Friday, 14 December 2012

British Land: our taxes are REIT.

Further to our previous story regarding British Land and its offshore company registrations, (read it here) Virtual-Lancaster was pleasantly surprised to receive the following statement from BL about the structure under which the company operates:

"British Land is a UK Real Estate Investment Trust (REIT).  REITs are a government supported, internationally recognised investment vehicle which provide an opportunity for shareholders of all sizes, including individuals, to invest in property as if they owned it directly.  British Land became a REIT on 1 January 2007 when it paid a conversion charge of more than £300 million (2% of the market value of its investment properties) to HM Revenue & Customs (HMRC).

"REITs are not liable to tax on their rental income or capital gains from their activities which are paid by the investor/individual instead.  REITs must distribute 90% of the profit generated from their REIT activities to their shareholders as dividends and British Land paid out dividends totalling £231 million for the year ending 31 March 2012.  British Land’s largest shareholders are mainly large institutional investors, including pension funds.  Around 10% of shares are owned directly by small investors.

"British Land has a large number of UK and overseas companies covering its UK and overseas operations.  In the main, all the overseas companies holding UK property are UK tax resident, are part of the REIT regime and subject to the conditions described above.  The companies holding overseas properties are subject to tax in the jurisdiction where the property is located.  

"So, REITS are a channel to invest in a property portfolio, with the same tax attributes as owning property directly.  The structure allows anyone from local Lancaster residents through to major companies to invest in the rental income generated from property owned by the REIT.  Local people owning shares in British Land could in future benefit from income created by the proposed development once it is completed and trading.  This is because British Land is required to distribute 90% of its REIT profit as dividends.  It would then be up to those local people to pay tax on the dividends they receive.

"In September 2012, British Land calculated the impact its £2.1 billion development programme is having on communities across the UK.  Between 2011 and 2015, British Land will contribute £1.2 billion to the UK economy and create 32,300 jobs through its construction projects.  For every £1 million British Land spends on construction, it generates an estimated 31 jobs.  In Lancaster, the Canal Corridor North development will boost the local economy through the creation of many new jobs and act as a catalyst for attracting further investment."

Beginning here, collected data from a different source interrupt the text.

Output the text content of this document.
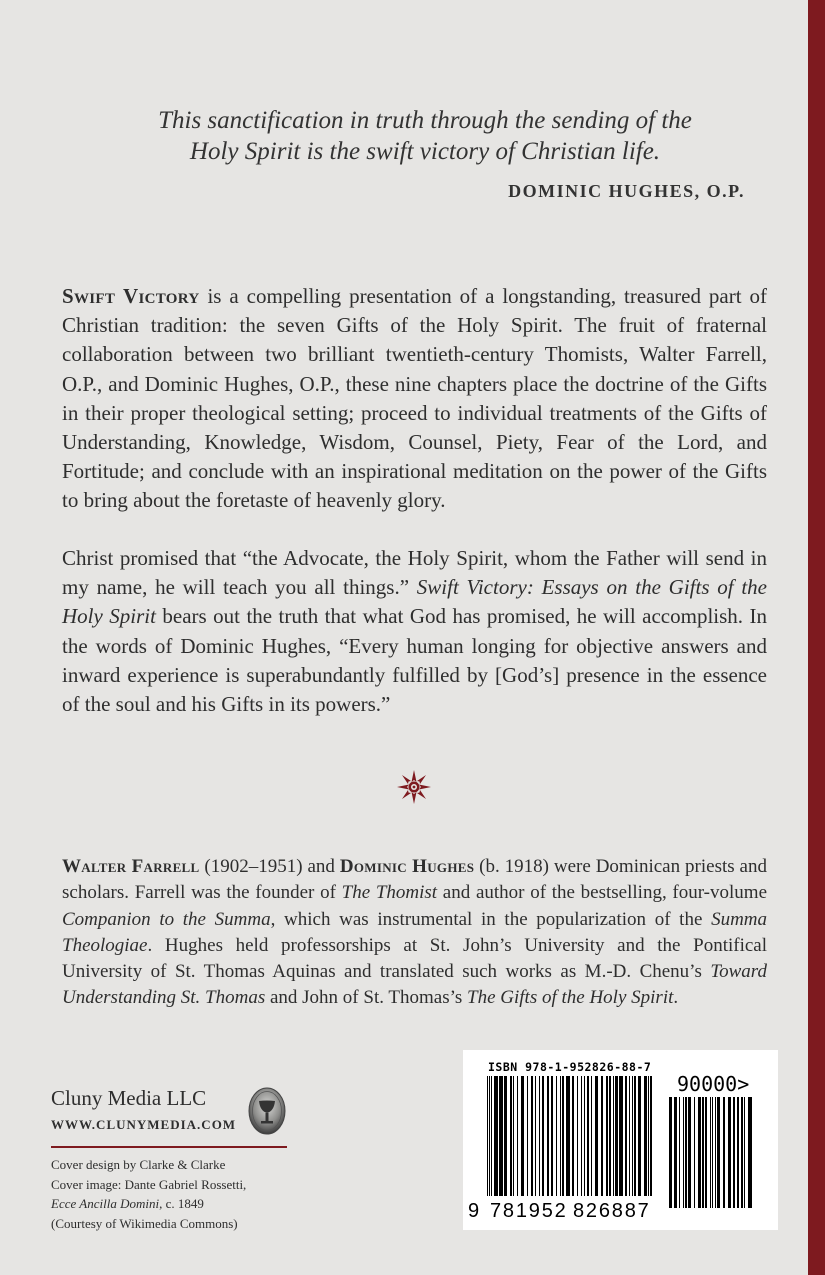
This sanctification in truth through the sending of the
Holy Spirit is the swift victory of Christian life.
DOMINIC HUGHES, O.P.

Swift Victory is a compelling presentation of a longstanding, treasured part of Christian tradition: the seven Gifts of the Holy Spirit. The fruit of fraternal collaboration between two brilliant twentieth-century Thomists, Walter Farrell, O.P., and Dominic Hughes, O.P., these nine chapters place the doctrine of the Gifts in their proper theological setting; proceed to individual treatments of the Gifts of Understanding, Knowledge, Wisdom, Counsel, Piety, Fear of the Lord, and Fortitude; and conclude with an inspirational meditation on the power of the Gifts to bring about the foretaste of heavenly glory.

Christ promised that “the Advocate, the Holy Spirit, whom the Father will send in my name, he will teach you all things.” Swift Victory: Essays on the Gifts of the Holy Spirit bears out the truth that what God has promised, he will accomplish. In the words of Dominic Hughes, “Every human longing for objective answers and inward experience is superabundantly fulfilled by [God’s] presence in the essence of the soul and his Gifts in its powers.”

Walter Farrell (1902–1951) and Dominic Hughes (b. 1918) were Dominican priests and scholars. Farrell was the founder of The Thomist and author of the bestselling, four-volume Companion to the Summa, which was instrumental in the popularization of the Summa Theologiae. Hughes held professorships at St. John’s University and the Pontifical University of St. Thomas Aquinas and translated such works as M.-D. Chenu’s Toward Understanding St. Thomas and John of St. Thomas’s The Gifts of the Holy Spirit.

Cluny Media LLC
WWW.CLUNYMEDIA.COM
Cover design by Clarke & Clarke
Cover image: Dante Gabriel Rossetti,
Ecce Ancilla Domini, c. 1849
(Courtesy of Wikimedia Commons)
ISBN 978-1-952826-88-7
90000>
9 781952 826887
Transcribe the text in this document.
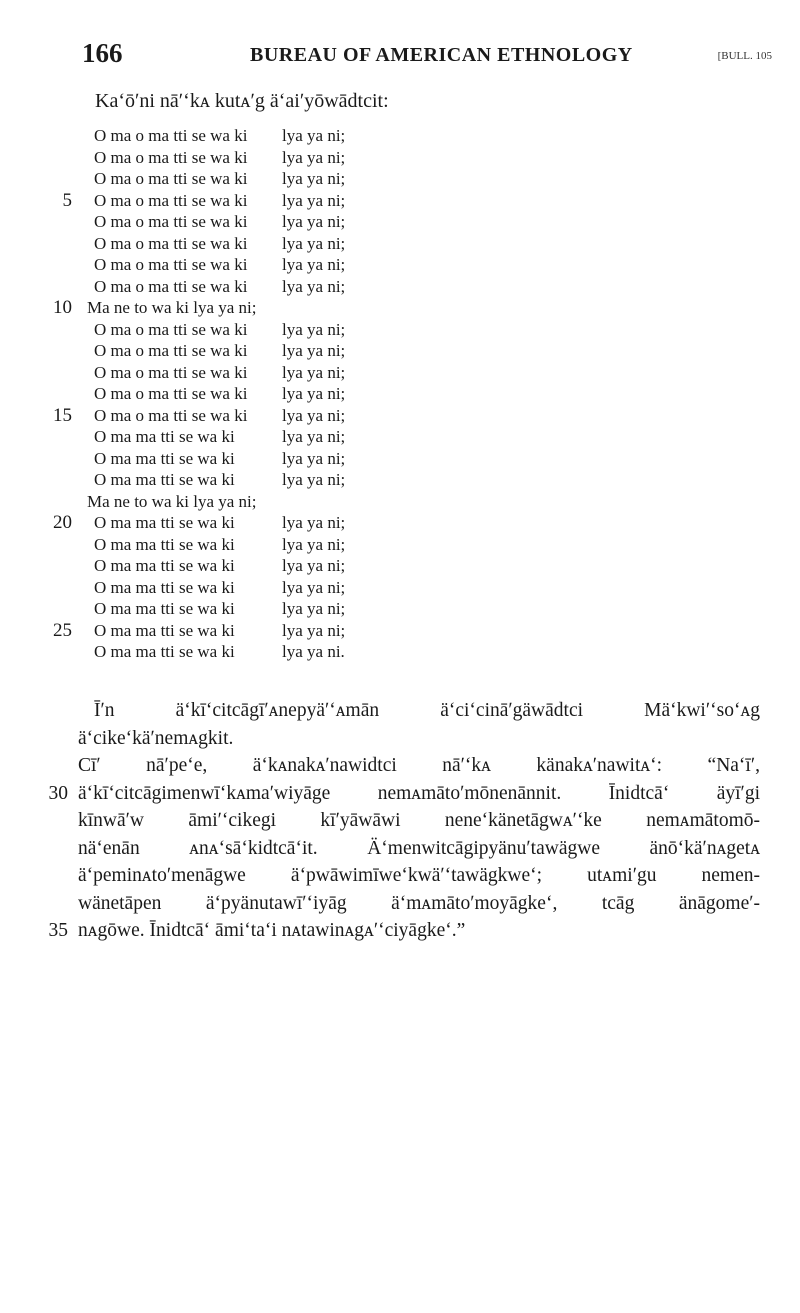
166	BUREAU OF AMERICAN ETHNOLOGY	[BULL. 105
Kaʻōʹni nāʹʻkᴀ kutᴀʹg äʻaiʹyōwādtcit:
O ma o ma tti se wa ki lya ya ni;
O ma o ma tti se wa ki lya ya ni;
O ma o ma tti se wa ki lya ya ni;
5 O ma o ma tti se wa ki lya ya ni;
O ma o ma tti se wa ki lya ya ni;
O ma o ma tti se wa ki lya ya ni;
O ma o ma tti se wa ki lya ya ni;
O ma o ma tti se wa ki lya ya ni;
10 Ma ne to wa ki lya ya ni;
O ma o ma tti se wa ki lya ya ni;
O ma o ma tti se wa ki lya ya ni;
O ma o ma tti se wa ki lya ya ni;
O ma o ma tti se wa ki lya ya ni;
15 O ma o ma tti se wa ki lya ya ni;
O ma ma tti se wa ki	lya ya ni;
O ma ma tti se wa ki	lya ya ni;
O ma ma tti se wa ki	lya ya ni;
Ma ne to wa ki lya ya ni;
20 O ma ma tti se wa ki	lya ya ni;
O ma ma tti se wa ki	lya ya ni;
O ma ma tti se wa ki	lya ya ni;
O ma ma tti se wa ki	lya ya ni;
O ma ma tti se wa ki	lya ya ni;
25 O ma ma tti se wa ki	lya ya ni;
O ma ma tti se wa ki	lya ya ni.
Īʹn äʻkīʻcitcāgīʹᴀnepyäʹʻᴀmān äʻciʻcināʹgäwādtci Mäʻkwiʹʻsoʻᴀg
äʻcikeʻkäʹnemᴀgkit.
Cīʹ nāʹpeʻe, äʻkᴀnakᴀʹnawidtci nāʹʻkᴀ känakᴀʹnawitᴀʻ: “Naʻīʹ,
30 äʻkīʻcitcāgimenwīʻkᴀmaʹwiyāge nemᴀmātoʹmōnenānnit. Īnidtcāʻ äyīʹgi
kīnwāʹw āmiʹʻcikegi kīʹyāwāwi neneʻkänetāgwᴀʹʻke nemᴀmātomō-
näʻenān ᴀnᴀʻsāʻkidtcāʻit. Äʻmenwitcāgipyänuʹtawägwe änōʻkäʹnᴀgetᴀ
äʻpeminᴀtoʹmenāgwe äʻpwāwimīweʻkwäʹʻtawägkweʻ; utᴀmiʹgu nemen-
wänetāpen äʻpyänutawīʹʻiyāg äʻmᴀmātoʹmoyāgkeʻ, tcāg änāgomeʹ-
35 nᴀgōwe. Īnidtcāʻ āmiʻtaʻi nᴀtawinᴀgᴀʹʻciyāgkeʻ.”
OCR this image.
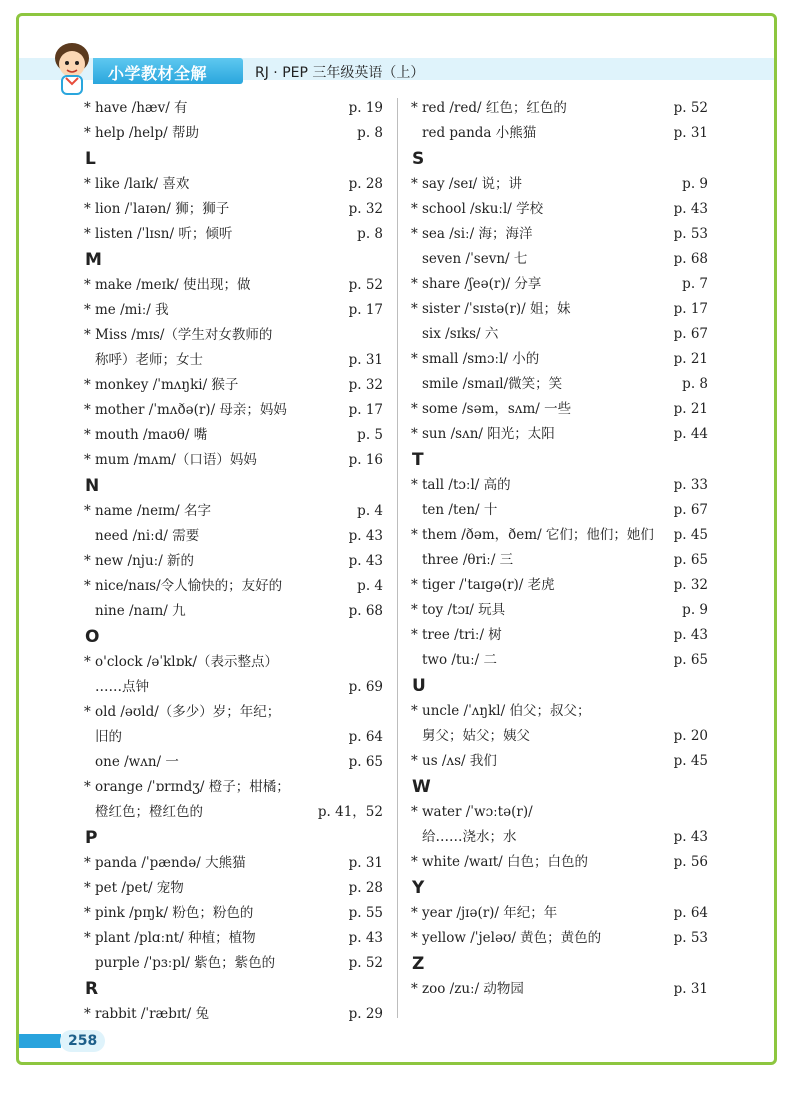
小学教材全解	RJ · PEP 三年级英语（上）
* have /hæv/ 有	p. 19
* help /help/ 帮助	p. 8
L
* like /laɪk/ 喜欢	p. 28
* lion /ˈlaɪən/ 狮；狮子	p. 32
* listen /ˈlɪsn/ 听；倾听	p. 8
M
* make /meɪk/ 使出现；做	p. 52
* me /miː/ 我	p. 17
* Miss /mɪs/（学生对女教师的
称呼）老师；女士	p. 31
* monkey /ˈmʌŋki/ 猴子	p. 32
* mother /ˈmʌðə(r)/ 母亲；妈妈	p. 17
* mouth /maʊθ/ 嘴	p. 5
* mum /mʌm/（口语）妈妈	p. 16
N
* name /neɪm/ 名字	p. 4
need /niːd/ 需要	p. 43
* new /njuː/ 新的	p. 43
* nice/naɪs/令人愉快的；友好的	p. 4
nine /naɪn/ 九	p. 68
O
* o'clock /əˈklɒk/（表示整点）
……点钟	p. 69
* old /əʊld/（多少）岁；年纪；
旧的	p. 64
one /wʌn/ 一	p. 65
* orange /ˈɒrɪndʒ/ 橙子；柑橘；
橙红色；橙红色的	p. 41，52
P
* panda /ˈpændə/ 大熊猫	p. 31
* pet /pet/ 宠物	p. 28
* pink /pɪŋk/ 粉色；粉色的	p. 55
* plant /plɑːnt/ 种植；植物	p. 43
purple /ˈpɜːpl/ 紫色；紫色的	p. 52
R
* rabbit /ˈræbɪt/ 兔	p. 29
* red /red/ 红色；红色的	p. 52
red panda 小熊猫	p. 31
S
* say /seɪ/ 说；讲	p. 9
* school /skuːl/ 学校	p. 43
* sea /siː/ 海；海洋	p. 53
seven /ˈsevn/ 七	p. 68
* share /ʃeə(r)/ 分享	p. 7
* sister /ˈsɪstə(r)/ 姐；妹	p. 17
six /sɪks/ 六	p. 67
* small /smɔːl/ 小的	p. 21
smile /smaɪl/微笑；笑	p. 8
* some /səm，sʌm/ 一些	p. 21
* sun /sʌn/ 阳光；太阳	p. 44
T
* tall /tɔːl/ 高的	p. 33
ten /ten/ 十	p. 67
* them /ðəm，ðem/ 它们；他们；她们 p. 45
three /θriː/ 三	p. 65
* tiger /ˈtaɪɡə(r)/ 老虎	p. 32
* toy /tɔɪ/ 玩具	p. 9
* tree /triː/ 树	p. 43
two /tuː/ 二	p. 65
U
* uncle /ˈʌŋkl/ 伯父；叔父；
舅父；姑父；姨父	p. 20
* us /ʌs/ 我们	p. 45
W
* water /ˈwɔːtə(r)/
给……浇水；水	p. 43
* white /waɪt/ 白色；白色的	p. 56
Y
* year /jɪə(r)/ 年纪；年	p. 64
* yellow /ˈjeləʊ/ 黄色；黄色的	p. 53
Z
* zoo /zuː/ 动物园	p. 31
258
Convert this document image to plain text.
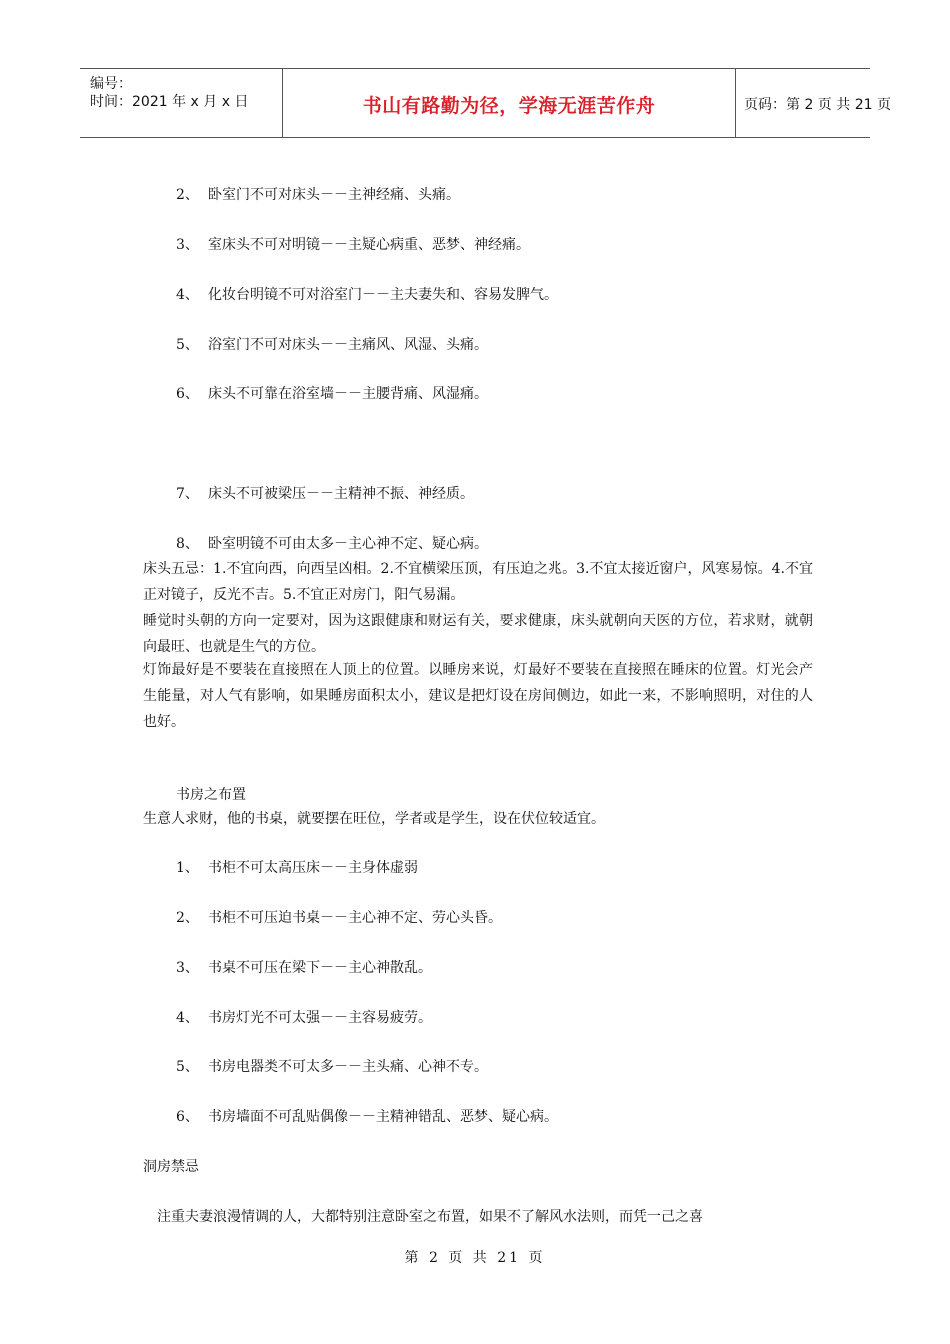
编号：
时间：2021 年 x 月 x 日	书山有路勤为径，学海无涯苦作舟	页码：第 2 页 共 21 页
2、 卧室门不可对床头－－主神经痛、头痛。
3、 室床头不可对明镜－－主疑心病重、恶梦、神经痛。
4、 化妆台明镜不可对浴室门－－主夫妻失和、容易发脾气。
5、 浴室门不可对床头－－主痛风、风湿、头痛。
6、 床头不可靠在浴室墙－－主腰背痛、风湿痛。
7、 床头不可被梁压－－主精神不振、神经质。
8、 卧室明镜不可由太多－主心神不定、疑心病。
床头五忌：1.不宜向西，向西呈凶相。2.不宜横梁压顶，有压迫之兆。3.不宜太接近窗户，风寒易惊。4.不宜正对镜子，反光不吉。5.不宜正对房门，阳气易漏。
睡觉时头朝的方向一定要对，因为这跟健康和财运有关，要求健康，床头就朝向天医的方位，若求财，就朝向最旺、也就是生气的方位。
灯饰最好是不要装在直接照在人顶上的位置。以睡房来说，灯最好不要装在直接照在睡床的位置。灯光会产生能量，对人气有影响，如果睡房面积太小，建议是把灯设在房间侧边，如此一来，不影响照明，对住的人也好。
书房之布置
生意人求财，他的书桌，就要摆在旺位，学者或是学生，设在伏位较适宜。
1、 书柜不可太高压床－－主身体虚弱
2、 书柜不可压迫书桌－－主心神不定、劳心头昏。
3、 书桌不可压在梁下－－主心神散乱。
4、 书房灯光不可太强－－主容易疲劳。
5、 书房电器类不可太多－－主头痛、心神不专。
6、 书房墙面不可乱贴偶像－－主精神错乱、恶梦、疑心病。
洞房禁忌
注重夫妻浪漫情调的人，大都特别注意卧室之布置，如果不了解风水法则，而凭一己之喜
第 2 页 共 21 页
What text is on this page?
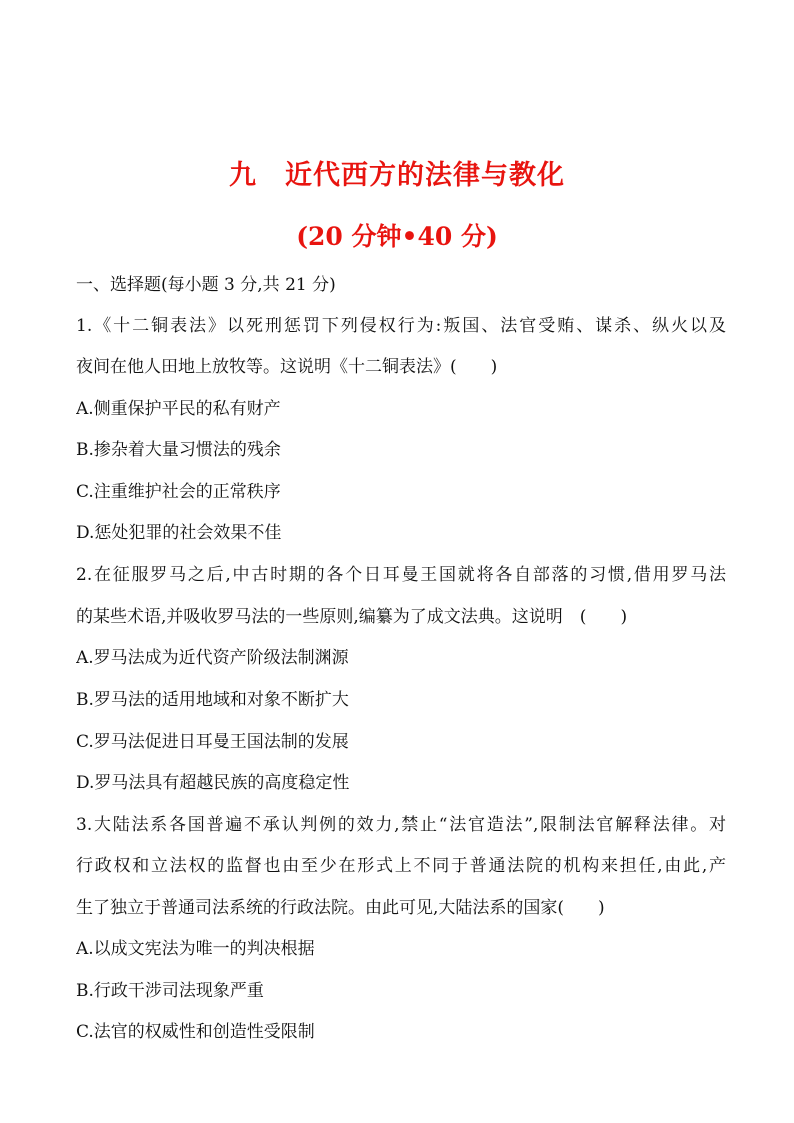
九　近代西方的法律与教化
(20 分钟•40 分)
一、选择题(每小题 3 分,共 21 分)
1.《十二铜表法》以死刑惩罚下列侵权行为:叛国、法官受贿、谋杀、纵火以及
夜间在他人田地上放牧等。这说明《十二铜表法》(　　)
A.侧重保护平民的私有财产
B.掺杂着大量习惯法的残余
C.注重维护社会的正常秩序
D.惩处犯罪的社会效果不佳
2.在征服罗马之后,中古时期的各个日耳曼王国就将各自部落的习惯,借用罗马法
的某些术语,并吸收罗马法的一些原则,编纂为了成文法典。这说明　(　　)
A.罗马法成为近代资产阶级法制渊源
B.罗马法的适用地域和对象不断扩大
C.罗马法促进日耳曼王国法制的发展
D.罗马法具有超越民族的高度稳定性
3.大陆法系各国普遍不承认判例的效力,禁止“法官造法”,限制法官解释法律。对
行政权和立法权的监督也由至少在形式上不同于普通法院的机构来担任,由此,产
生了独立于普通司法系统的行政法院。由此可见,大陆法系的国家(　　)
A.以成文宪法为唯一的判决根据
B.行政干涉司法现象严重
C.法官的权威性和创造性受限制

Having scoured the internet, I can tell you now that this is one of the clearer explanations of how REITs (which you pronounce to rhyme with 'sweets') work, and I appreciate it.

I'm no accountant, which may explain why I'm still struggling to understand how those 143 British Land-owned companies registered in Jersey (0% Corporation Tax), as reported by Action Aid in 2011, fit in. I've asked BL for a bit more help on this, but welcome readers' contributions and experiences too. Perhaps it's something we can all have a go at?